Étrangement, à la même date, le site Contrepoints publiait une analyse contradictoire. On peut y lire, dans un paragraphe intitulé « qu’en pensent en général les chercheurs ? » : « À l’exception des études militantes, les études scientifiques concluent toutes à peu de choses près que les effets académiques ne sont pas significatifs. Quant aux effets sur la ségrégation sociale, ils sont impossibles à analyser car le développement des écoles indépendantes s’est accompagné en pratique d’une révolution pédagogique (consistant en gros à introduire des méthodes d’apprentissage individualisées laissant beaucoup plus de libertés aux élèves, méthodes qui – selon les chercheurs – tendent à desservir les enfants d’origine sociale modeste). Au niveau financier, on note une légère augmentation des dépenses publiques. La cause en est le statut rigide des professeurs des écoles municipales, qui interdit de réduire autant que nécessaire les effectifs publics lorsque le nombre d’élèves baisse. Les études n’apportent donc aucune conclusion nette » 6 .
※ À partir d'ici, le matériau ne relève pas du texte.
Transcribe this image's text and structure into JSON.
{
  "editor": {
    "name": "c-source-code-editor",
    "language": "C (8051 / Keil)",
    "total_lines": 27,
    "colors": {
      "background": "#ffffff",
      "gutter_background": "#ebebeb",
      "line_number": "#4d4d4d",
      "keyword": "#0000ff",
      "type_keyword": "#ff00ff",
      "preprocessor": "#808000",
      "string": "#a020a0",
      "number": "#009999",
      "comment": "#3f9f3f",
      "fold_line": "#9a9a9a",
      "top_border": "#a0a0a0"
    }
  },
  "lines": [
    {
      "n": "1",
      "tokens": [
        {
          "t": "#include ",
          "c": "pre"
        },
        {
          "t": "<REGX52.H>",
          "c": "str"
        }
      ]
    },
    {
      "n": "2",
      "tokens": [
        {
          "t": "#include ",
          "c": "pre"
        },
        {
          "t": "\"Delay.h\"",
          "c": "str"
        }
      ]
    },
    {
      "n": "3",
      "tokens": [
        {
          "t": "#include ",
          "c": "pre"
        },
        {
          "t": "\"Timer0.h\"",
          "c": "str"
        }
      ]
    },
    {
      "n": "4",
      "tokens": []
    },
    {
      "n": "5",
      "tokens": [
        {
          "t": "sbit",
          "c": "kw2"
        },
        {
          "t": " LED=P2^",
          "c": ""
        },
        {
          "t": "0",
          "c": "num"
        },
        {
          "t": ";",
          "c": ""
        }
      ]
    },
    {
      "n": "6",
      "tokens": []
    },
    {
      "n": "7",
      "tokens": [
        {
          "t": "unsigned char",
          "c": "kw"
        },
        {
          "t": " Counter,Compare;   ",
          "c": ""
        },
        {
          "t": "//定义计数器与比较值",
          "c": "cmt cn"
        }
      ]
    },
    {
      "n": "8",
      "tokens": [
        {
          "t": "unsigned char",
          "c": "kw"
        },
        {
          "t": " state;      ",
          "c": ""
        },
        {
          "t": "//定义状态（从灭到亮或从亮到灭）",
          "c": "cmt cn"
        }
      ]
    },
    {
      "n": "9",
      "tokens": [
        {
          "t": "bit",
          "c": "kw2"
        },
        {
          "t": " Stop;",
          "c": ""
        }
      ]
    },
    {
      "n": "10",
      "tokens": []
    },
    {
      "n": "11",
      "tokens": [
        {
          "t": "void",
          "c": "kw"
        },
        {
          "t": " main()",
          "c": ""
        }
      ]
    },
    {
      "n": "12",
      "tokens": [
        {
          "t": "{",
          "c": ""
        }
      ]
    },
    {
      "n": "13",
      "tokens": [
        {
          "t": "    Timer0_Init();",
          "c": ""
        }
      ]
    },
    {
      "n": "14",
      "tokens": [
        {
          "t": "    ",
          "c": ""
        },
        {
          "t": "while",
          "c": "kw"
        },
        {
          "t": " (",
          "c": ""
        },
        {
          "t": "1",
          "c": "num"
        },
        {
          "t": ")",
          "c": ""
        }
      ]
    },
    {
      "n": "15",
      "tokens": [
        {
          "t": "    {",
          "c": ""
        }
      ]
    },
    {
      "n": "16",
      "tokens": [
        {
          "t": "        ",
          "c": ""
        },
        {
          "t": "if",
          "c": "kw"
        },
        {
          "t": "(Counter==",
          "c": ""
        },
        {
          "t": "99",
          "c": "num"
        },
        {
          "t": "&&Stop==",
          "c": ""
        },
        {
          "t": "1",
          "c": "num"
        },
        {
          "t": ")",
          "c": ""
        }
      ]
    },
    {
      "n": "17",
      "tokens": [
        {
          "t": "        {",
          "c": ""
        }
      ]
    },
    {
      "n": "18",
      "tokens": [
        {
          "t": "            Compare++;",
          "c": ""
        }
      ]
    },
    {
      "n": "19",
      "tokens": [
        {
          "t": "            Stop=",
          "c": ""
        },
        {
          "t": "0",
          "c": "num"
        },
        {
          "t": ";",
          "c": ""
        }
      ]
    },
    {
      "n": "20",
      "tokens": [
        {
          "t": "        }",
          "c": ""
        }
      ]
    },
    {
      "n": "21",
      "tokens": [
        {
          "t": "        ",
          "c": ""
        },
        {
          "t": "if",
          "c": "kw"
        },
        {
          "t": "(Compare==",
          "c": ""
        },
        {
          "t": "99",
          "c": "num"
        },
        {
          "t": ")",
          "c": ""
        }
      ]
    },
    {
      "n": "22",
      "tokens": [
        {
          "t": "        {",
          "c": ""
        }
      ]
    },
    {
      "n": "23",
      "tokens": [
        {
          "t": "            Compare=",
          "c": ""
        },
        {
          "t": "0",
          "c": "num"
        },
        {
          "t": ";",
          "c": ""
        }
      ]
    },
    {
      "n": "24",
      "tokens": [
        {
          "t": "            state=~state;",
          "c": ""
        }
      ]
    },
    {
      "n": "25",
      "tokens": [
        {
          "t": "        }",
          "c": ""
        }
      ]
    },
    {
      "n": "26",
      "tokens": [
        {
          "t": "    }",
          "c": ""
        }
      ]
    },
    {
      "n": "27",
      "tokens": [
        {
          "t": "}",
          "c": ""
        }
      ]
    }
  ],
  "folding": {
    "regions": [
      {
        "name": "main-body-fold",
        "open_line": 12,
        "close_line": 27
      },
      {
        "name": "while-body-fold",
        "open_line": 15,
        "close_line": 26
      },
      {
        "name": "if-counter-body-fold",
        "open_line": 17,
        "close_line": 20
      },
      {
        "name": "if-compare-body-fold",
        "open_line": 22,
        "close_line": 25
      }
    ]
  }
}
Il est assez difficile prendre la mesure exacte de la crise signalée ici ou là. Le débat est exacerbé par des élections législatives toutes proches. Plusieurs écoles indépendantes ont bien été fermées, jetant hors de l’École plusieurs centaines d’élèves (impossible d’avoir un décompte précis). Les parents ayant inscrit leurs enfants dans le secteur privé sont donc inquiets mais restent attachés à une offre pédagogique différente. Quant à la qualité des enseignants, difficile de savoir où se situent les « bons » enseignants : pour les uns les écoles indépendantes ont aspiré les bons élèves et enseignants, pour les autres les restrictions budgétaires dans ces mêmes écoles ont entrainé une sous-qualification des enseignants.
Globalement, les détracteurs d’un marché scolaire trop concurrentiel et fortement ancré dans une vision “marketing” réclament plus de contrôle de la part de l’État, quant à la création de chaque nouvelle école, la qualification des enseignants et la gestion des établissements.
Voir aussi : Plumelle B. (2005). « L’éducation en Suède ». Revue internationale d’éducation de Sèvres, n° 39, septembre, p. 139-146.
- IREF (2013). Les vouchers (chèques éducation) et les écoles libres : l’exemple suédois. [?]
- « Le système scolaire en Suède : la réussite d’une responsabilisation locale ». Meistermann M., Fondation IFRAP, 6 juin 2013. [?]
- Sandström M. & Bergström F. (2002). School Vouchers in Practice: Competition Won’t Hurt You! Stockholm : The Research Institute of Industrial Economics, Stockholm. [?]
- Bölmark Anders & Lindahl Mikael (2012). Independent schools and long-run educational outcomes – evidence from Sweden’s voucher reform. Uppsala : Institute for evaluation of labour market and education policy [?]
- Duru-Bellat Marie (2013). « Pisa : nous et les autres… » Huffingtonpost .fr, 3 décembre [?]
- « Les débats actuels sur l’école en Suède », interview de Marianne Molander Beyer dans les Cahiers pédagogiques, n° 508, octobre 2013. [?]